Search code examples
machine-learningxgboosthyperparameterstpot

TPOT for hyperparameter tuning


I want to used TPOT for hyperparameter tunning of model. I know that TPOT can give me best machine learning pipeline with best hyperparameter. But in my case I have pipeline and I want to just tune its parameter

my pipeline is as follow

exported_pipeline = make_pipeline(
    StackingEstimator(estimator=SGDRegressor(alpha=0.001, eta0=0.1, fit_intercept=False, l1_ratio=1.0, learning_rate="constant", loss="epsilon_insensitive", penalty="elasticnet", power_t=10.0)),
    SelectPercentile(score_func=f_regression, percentile=90),
    OneHotEncoder(minimum_fraction=0.2, sparse=False, threshold=10),
    XGBRegressor(learning_rate=0.1, max_depth=10, min_child_weight=1, n_estimators=100, n_jobs=1, objective="reg:squarederror", subsample=0.45, verbosity=0)

please tell me way to do tunning of hyperparameter and if it is not possible in TPOT please tell some other possible alternative library for this.
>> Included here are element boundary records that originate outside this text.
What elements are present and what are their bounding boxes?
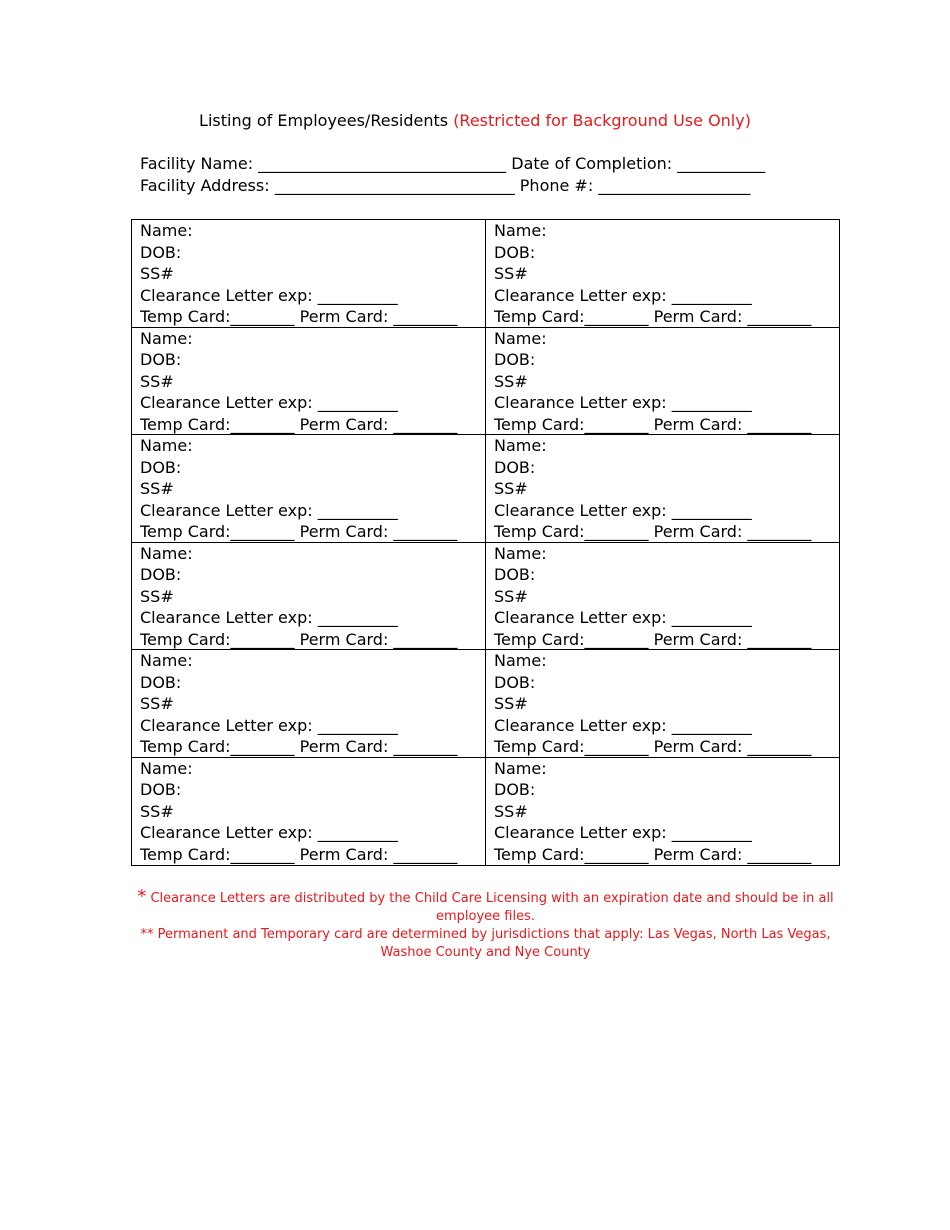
title-restriction-note: (Restricted for Background Use Only) (453, 111, 751, 130)
employee-entry (486, 650, 839, 758)
ss-field[interactable]: SS# (494, 371, 528, 391)
card-fields[interactable]: Temp Card:________ Perm Card: ________ (494, 737, 812, 756)
employee-entry (486, 758, 839, 866)
name-field[interactable]: Name: (140, 758, 193, 778)
dob-field[interactable]: DOB: (140, 242, 182, 262)
employee-entry (486, 543, 839, 651)
employee-entry (486, 328, 839, 436)
card-fields[interactable]: Temp Card:________ Perm Card: ________ (140, 522, 458, 541)
ss-field[interactable]: SS# (140, 694, 174, 713)
name-field[interactable]: Name: (494, 436, 547, 455)
card-fields[interactable]: Temp Card:________ Perm Card: ________ (494, 522, 812, 541)
page-title (0, 110, 950, 132)
clearance-field[interactable]: Clearance Letter exp: __________ (140, 823, 398, 842)
card-fields[interactable]: Temp Card:________ Perm Card: ________ (494, 414, 812, 434)
dob-field[interactable]: DOB: (140, 672, 182, 692)
ss-field[interactable]: SS# (140, 371, 174, 391)
name-field[interactable]: Name: (494, 651, 547, 670)
footnote-star: * (137, 886, 147, 907)
employee-entry (486, 220, 839, 328)
footnote-cards-text: ** Permanent and Temporary card are determined by jurisdictions that apply: Las Vegas, North Las Vegas, Washoe County and Nye County (140, 927, 831, 960)
footnote-clearance (131, 888, 840, 926)
dob-field[interactable]: DOB: (494, 350, 536, 369)
footnotes (131, 888, 840, 962)
dob-field[interactable]: DOB: (140, 350, 182, 369)
name-field[interactable]: Name: (494, 758, 547, 778)
clearance-field[interactable]: Clearance Letter exp: __________ (140, 285, 398, 305)
dob-field[interactable]: DOB: (140, 457, 182, 477)
name-field[interactable]: Name: (494, 221, 547, 240)
dob-field[interactable]: DOB: (140, 565, 182, 584)
clearance-field[interactable]: Clearance Letter exp: __________ (494, 608, 752, 627)
clearance-field[interactable]: Clearance Letter exp: __________ (140, 393, 398, 412)
ss-field[interactable]: SS# (494, 694, 528, 713)
name-field[interactable]: Name: (494, 328, 547, 348)
employee-entry (132, 220, 486, 328)
card-fields[interactable]: Temp Card:________ Perm Card: ________ (140, 629, 458, 649)
employee-entry (132, 543, 486, 651)
card-fields[interactable]: Temp Card:________ Perm Card: ________ (494, 629, 812, 649)
clearance-field[interactable]: Clearance Letter exp: __________ (494, 500, 752, 520)
ss-field[interactable]: SS# (140, 264, 174, 283)
employee-entry (132, 435, 486, 543)
card-fields[interactable]: Temp Card:________ Perm Card: ________ (140, 737, 458, 756)
ss-field[interactable]: SS# (140, 479, 174, 498)
name-field[interactable]: Name: (140, 651, 193, 670)
clearance-field[interactable]: Clearance Letter exp: __________ (494, 823, 752, 842)
dob-field[interactable]: DOB: (140, 780, 182, 799)
dob-field[interactable]: DOB: (494, 565, 536, 584)
employee-grid (131, 219, 840, 866)
facility-address-line[interactable]: Facility Address: ______________________________ Phone #: ___________________ (140, 176, 751, 195)
dob-field[interactable]: DOB: (494, 780, 536, 799)
card-fields[interactable]: Temp Card:________ Perm Card: ________ (140, 844, 458, 864)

Thank you


Solution

    1. TPOT optimizes pipelines and hyperparams together. Since it is using genetic algorithm, you can run it several times with different random seeds to see if there is a better [pipeline with set of hyperparameters] together. Or, use different population settings

    2. If you don't want the pipeline to change. Import that in Sklearn and use something similar to TPOT. You can tune hyperparameters in Sklearns with Pipelines easily

    Here is an example: https://medium.com/@kocur4d/hyper-parameter-tuning-with-pipelines-5310aff069d6 search for (ctrl F) "grid_params" and see how it is configurated -- and, you can even export the tune grid from TPOT to your pipeline

    If the pipeline is not big ( and you have tune dictionaries ) use GridSearchCV.

    If the pipeline is big or the hyperparameter space have a lot of options, maybe use https://sklearn-nature-inspired-algorithms.readthedocs.io/en/latest/introduction/nature-inspired-search-cv.html (NaturalInspiredSearchCV) this has similar grammar, and can use the 'runs' to configure parallel training. You can also modify the population settings to avoid it sink into local critical points.